Greitens’ team also said it could not comment on the impact of the report on jury selection, but during a Thursday court hearing his attorneys argued that a video interview with the governor’s alleged victim contradicts the allegations in the House report.

The judge clarified Thursday that the gag order does not prevent Greitens from responding to the allegations in the House report and that, more broadly, any defendant "can stand on the front of the courthouse and scream their innocence," according to a transcript of the court proceedings.

Greitens has made several statements blasting the report both before and after its release.

“The House report contained explosive, hurtful allegations of coercion, violence, and assault. They are false.

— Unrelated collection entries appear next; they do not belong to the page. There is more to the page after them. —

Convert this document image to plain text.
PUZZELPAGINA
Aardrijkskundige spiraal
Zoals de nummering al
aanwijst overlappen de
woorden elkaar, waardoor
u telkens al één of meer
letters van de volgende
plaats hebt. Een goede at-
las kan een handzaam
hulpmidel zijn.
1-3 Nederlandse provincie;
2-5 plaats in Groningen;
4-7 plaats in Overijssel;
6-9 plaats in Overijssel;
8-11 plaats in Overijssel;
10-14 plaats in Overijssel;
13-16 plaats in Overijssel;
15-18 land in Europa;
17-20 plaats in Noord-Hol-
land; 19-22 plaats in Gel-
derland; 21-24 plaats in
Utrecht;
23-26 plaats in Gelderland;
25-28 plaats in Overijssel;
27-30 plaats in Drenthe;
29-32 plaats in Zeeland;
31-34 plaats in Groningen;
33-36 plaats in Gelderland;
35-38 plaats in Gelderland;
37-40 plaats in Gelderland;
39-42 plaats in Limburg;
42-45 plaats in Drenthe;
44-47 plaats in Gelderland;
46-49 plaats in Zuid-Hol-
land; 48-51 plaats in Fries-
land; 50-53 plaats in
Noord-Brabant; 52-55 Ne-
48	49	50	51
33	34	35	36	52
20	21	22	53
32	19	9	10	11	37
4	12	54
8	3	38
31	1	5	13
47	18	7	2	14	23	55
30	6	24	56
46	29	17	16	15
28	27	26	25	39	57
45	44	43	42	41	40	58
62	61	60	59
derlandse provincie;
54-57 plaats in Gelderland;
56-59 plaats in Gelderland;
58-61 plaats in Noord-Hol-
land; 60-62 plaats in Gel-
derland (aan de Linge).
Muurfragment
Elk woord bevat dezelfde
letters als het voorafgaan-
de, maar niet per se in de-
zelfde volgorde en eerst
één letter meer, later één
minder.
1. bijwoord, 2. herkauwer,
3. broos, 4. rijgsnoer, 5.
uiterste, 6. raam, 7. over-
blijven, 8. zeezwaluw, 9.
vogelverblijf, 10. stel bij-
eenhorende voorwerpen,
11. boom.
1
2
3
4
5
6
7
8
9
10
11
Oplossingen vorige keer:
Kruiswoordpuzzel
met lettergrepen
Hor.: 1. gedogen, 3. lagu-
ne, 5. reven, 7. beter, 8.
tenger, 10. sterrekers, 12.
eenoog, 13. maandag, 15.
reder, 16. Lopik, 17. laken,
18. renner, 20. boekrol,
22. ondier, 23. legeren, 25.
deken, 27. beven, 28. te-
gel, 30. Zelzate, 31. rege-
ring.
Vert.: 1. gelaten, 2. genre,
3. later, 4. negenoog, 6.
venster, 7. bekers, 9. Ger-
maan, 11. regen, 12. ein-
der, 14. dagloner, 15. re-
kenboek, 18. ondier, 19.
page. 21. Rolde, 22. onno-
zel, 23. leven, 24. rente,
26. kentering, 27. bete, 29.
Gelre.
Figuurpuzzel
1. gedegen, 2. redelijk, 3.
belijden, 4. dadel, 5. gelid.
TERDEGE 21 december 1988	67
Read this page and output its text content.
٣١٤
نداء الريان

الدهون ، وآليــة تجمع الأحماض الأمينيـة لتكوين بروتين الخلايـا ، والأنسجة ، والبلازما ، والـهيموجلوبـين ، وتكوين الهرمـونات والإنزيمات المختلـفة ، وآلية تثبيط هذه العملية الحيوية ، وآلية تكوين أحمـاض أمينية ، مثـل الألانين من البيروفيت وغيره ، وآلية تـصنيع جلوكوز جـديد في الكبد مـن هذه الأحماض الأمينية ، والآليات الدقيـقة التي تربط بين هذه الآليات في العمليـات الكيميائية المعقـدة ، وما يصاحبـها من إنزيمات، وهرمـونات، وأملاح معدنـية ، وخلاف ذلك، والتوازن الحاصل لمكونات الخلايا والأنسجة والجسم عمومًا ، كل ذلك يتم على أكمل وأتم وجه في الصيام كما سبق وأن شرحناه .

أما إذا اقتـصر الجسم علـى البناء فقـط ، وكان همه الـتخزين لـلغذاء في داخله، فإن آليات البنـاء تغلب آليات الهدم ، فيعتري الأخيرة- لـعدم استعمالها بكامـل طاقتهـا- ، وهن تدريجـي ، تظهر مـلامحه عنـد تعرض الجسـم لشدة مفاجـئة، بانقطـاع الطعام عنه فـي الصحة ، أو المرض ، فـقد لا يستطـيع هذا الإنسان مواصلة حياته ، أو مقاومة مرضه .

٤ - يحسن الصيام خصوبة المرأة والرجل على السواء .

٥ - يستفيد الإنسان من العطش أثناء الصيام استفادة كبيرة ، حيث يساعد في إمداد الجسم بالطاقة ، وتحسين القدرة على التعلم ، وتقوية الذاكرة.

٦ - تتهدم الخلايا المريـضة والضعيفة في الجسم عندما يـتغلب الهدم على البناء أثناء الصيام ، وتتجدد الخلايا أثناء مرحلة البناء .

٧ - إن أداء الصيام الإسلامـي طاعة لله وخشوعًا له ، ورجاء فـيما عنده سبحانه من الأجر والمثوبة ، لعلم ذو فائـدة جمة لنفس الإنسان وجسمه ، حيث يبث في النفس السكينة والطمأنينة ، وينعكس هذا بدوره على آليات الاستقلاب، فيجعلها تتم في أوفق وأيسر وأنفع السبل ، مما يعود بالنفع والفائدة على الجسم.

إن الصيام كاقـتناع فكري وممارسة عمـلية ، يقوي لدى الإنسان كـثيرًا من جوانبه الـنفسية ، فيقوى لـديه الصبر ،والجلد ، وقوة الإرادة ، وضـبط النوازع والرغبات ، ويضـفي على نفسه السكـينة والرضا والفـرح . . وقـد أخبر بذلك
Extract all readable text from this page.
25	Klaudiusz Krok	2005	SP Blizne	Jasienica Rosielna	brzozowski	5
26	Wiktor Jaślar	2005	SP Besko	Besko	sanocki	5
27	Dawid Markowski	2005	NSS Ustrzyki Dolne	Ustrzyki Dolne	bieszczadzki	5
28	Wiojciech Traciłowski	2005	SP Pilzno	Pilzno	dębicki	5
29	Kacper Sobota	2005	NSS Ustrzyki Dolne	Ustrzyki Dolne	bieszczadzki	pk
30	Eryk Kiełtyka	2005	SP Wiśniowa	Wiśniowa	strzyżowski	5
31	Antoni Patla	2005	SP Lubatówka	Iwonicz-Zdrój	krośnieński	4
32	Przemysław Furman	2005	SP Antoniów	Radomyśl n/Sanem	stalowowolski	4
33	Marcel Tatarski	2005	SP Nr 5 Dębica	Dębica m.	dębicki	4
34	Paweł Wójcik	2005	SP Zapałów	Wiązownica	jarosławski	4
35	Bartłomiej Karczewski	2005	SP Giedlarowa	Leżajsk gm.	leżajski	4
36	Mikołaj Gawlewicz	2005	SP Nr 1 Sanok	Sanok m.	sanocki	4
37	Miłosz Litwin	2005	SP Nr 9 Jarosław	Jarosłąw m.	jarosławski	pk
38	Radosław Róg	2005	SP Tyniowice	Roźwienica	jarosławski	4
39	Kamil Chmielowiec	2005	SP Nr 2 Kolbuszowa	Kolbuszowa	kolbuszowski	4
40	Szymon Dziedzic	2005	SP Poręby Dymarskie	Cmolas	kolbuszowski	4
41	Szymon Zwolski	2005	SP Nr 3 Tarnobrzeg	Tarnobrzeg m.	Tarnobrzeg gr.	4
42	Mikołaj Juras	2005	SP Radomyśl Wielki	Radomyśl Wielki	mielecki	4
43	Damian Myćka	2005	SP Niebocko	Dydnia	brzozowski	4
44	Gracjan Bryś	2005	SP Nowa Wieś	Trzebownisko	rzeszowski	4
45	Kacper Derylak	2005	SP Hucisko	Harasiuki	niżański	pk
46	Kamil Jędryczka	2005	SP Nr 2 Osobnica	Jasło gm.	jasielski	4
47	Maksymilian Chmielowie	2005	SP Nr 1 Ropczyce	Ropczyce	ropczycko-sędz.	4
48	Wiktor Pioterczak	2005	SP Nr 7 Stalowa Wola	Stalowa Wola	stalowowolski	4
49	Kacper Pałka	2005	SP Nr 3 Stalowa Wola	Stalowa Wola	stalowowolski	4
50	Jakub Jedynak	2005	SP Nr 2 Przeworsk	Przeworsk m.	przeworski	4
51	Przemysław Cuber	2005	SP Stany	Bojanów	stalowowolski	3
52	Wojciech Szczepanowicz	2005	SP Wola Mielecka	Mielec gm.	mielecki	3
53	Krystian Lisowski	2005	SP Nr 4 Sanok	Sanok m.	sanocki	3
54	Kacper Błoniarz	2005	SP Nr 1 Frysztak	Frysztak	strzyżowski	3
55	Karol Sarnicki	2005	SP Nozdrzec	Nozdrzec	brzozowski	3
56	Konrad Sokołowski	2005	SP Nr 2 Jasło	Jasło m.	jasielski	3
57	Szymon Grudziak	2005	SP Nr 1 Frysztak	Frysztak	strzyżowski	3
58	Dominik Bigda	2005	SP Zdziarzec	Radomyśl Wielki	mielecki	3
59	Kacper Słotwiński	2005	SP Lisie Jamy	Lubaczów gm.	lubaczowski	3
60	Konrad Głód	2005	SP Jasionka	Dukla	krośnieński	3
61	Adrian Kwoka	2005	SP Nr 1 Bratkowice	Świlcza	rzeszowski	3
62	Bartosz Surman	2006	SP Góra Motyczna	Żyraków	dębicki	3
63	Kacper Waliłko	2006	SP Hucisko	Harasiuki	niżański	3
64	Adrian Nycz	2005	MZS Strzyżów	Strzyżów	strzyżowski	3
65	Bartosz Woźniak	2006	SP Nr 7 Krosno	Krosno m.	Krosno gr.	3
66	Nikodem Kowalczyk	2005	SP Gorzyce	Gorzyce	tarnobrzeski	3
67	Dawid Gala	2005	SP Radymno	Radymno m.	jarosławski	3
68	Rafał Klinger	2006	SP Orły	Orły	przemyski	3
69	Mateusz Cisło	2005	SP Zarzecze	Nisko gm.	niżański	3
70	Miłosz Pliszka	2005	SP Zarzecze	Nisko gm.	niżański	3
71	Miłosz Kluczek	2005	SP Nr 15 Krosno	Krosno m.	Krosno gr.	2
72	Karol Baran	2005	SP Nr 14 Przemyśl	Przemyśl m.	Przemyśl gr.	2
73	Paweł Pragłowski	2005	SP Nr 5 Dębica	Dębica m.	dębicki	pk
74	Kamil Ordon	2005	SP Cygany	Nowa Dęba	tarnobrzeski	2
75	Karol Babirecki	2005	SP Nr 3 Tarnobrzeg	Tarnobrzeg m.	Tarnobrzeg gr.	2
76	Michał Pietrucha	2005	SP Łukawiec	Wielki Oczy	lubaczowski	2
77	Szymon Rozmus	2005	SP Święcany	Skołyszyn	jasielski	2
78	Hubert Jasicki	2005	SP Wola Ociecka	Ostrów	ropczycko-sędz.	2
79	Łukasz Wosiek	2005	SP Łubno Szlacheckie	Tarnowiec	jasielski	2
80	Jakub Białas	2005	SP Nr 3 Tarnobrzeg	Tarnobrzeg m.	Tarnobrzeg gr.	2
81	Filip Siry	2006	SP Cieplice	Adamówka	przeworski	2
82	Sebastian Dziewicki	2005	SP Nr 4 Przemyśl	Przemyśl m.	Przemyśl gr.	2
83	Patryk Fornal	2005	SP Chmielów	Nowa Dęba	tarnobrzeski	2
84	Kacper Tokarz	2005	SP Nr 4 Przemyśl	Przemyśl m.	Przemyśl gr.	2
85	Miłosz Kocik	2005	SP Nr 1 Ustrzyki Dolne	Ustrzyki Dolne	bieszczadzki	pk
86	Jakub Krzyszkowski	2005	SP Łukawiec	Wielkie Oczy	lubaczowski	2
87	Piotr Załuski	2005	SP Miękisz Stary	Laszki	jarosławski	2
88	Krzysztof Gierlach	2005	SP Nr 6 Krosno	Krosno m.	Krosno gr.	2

Those allegations can be refuted with facts,” Greitens said in a statement Thursday in which he accused Gardner of hiding the video until after the report’s release.

Gardner’s office disputed this characterization in a filing later Thursday, saying that the “scorched earth strategy of the defense rests on diversionary tactics."

Tim Dollar, a Kansas City attorney with 35 years of experience in criminal law, said that while challenging it’ll still be possible to ensure that Greitens receives an impartial jury.

“Believe it or not, there will be a lot of people who really haven’t (followed the story),” said Dollar, who works part-time at the Jackson County prosecutor’s office in addition to his private practice.

The standard for disqualifying jurors “is not whether you have heard or read any information about it," he said. "… The standard is whether based on what you’ve read, have you formed any opinion about the guilt or innocence of the defendant?”

Dollar served on the prosecution team that handled the "Precious Doe" murder case, which had received years of national and local media coverage before the girl’s mother and stepfather were tried and convicted for her 2001 murder.

He said that after going through a jury pool of several hundred people, the court was able to find 12 jurors who had not formed an opinion on whether the defendants were guilty.

But even if a person says they have not formed an opinion, their previous exposure to the case should give attorneys pause, Bradshaw said.

“It always worries me when people say, 'Well, I’ve heard lots about it but I can put that aside,' ” he said.

Melanie Wilson, dean of the University of Tennessee College of Law in Knoxville, said the goal of assembling a truly impartial jury “may be more aspirational than we wish it were,” especially in high-profile cases.

“Here I am in Knoxville, Tennessee, and I certainly know about the case,” she said.

Attorneys can challenge an unlimited number of jurors for cause, on top of the six each side can eliminate for any reason, Dollar said.

But Wilson said that to strike someone for cause requires “a pretty strong showing," and attorneys will ask potential jurors probing and incredibly personal questions during the process.

“Oftentimes, the jury feels like their privacy has been completely trampled on,” said Wilson, who researched jury selection during a previous post at the University of Kansas.

Daniel Medwed, a professor at Northeastern University School of Law in Boston, said broader national narratives surrounding sexual harassment and assault also could influence potential jurors.

Medwed said in an email that “the jury pool could be more amenable to believing the accusing witness than in the pre-MeToo era” and that prosecutors “may benefit by having a broader swath of potentially desirable jurors to choose from.”

He said in a follow-up phone call that the court probably will be able to identify 12 jurors it can accept as impartial in a legal sense, but that doesn’t mean the jury won’t have been influenced by the months of attention on the case.

“Are they really going to get an impartial jury? I’d say it’s pretty close to impossible,” Medwed said.

Joseph Bustos of the Belleville News-Democrat contributed to this report.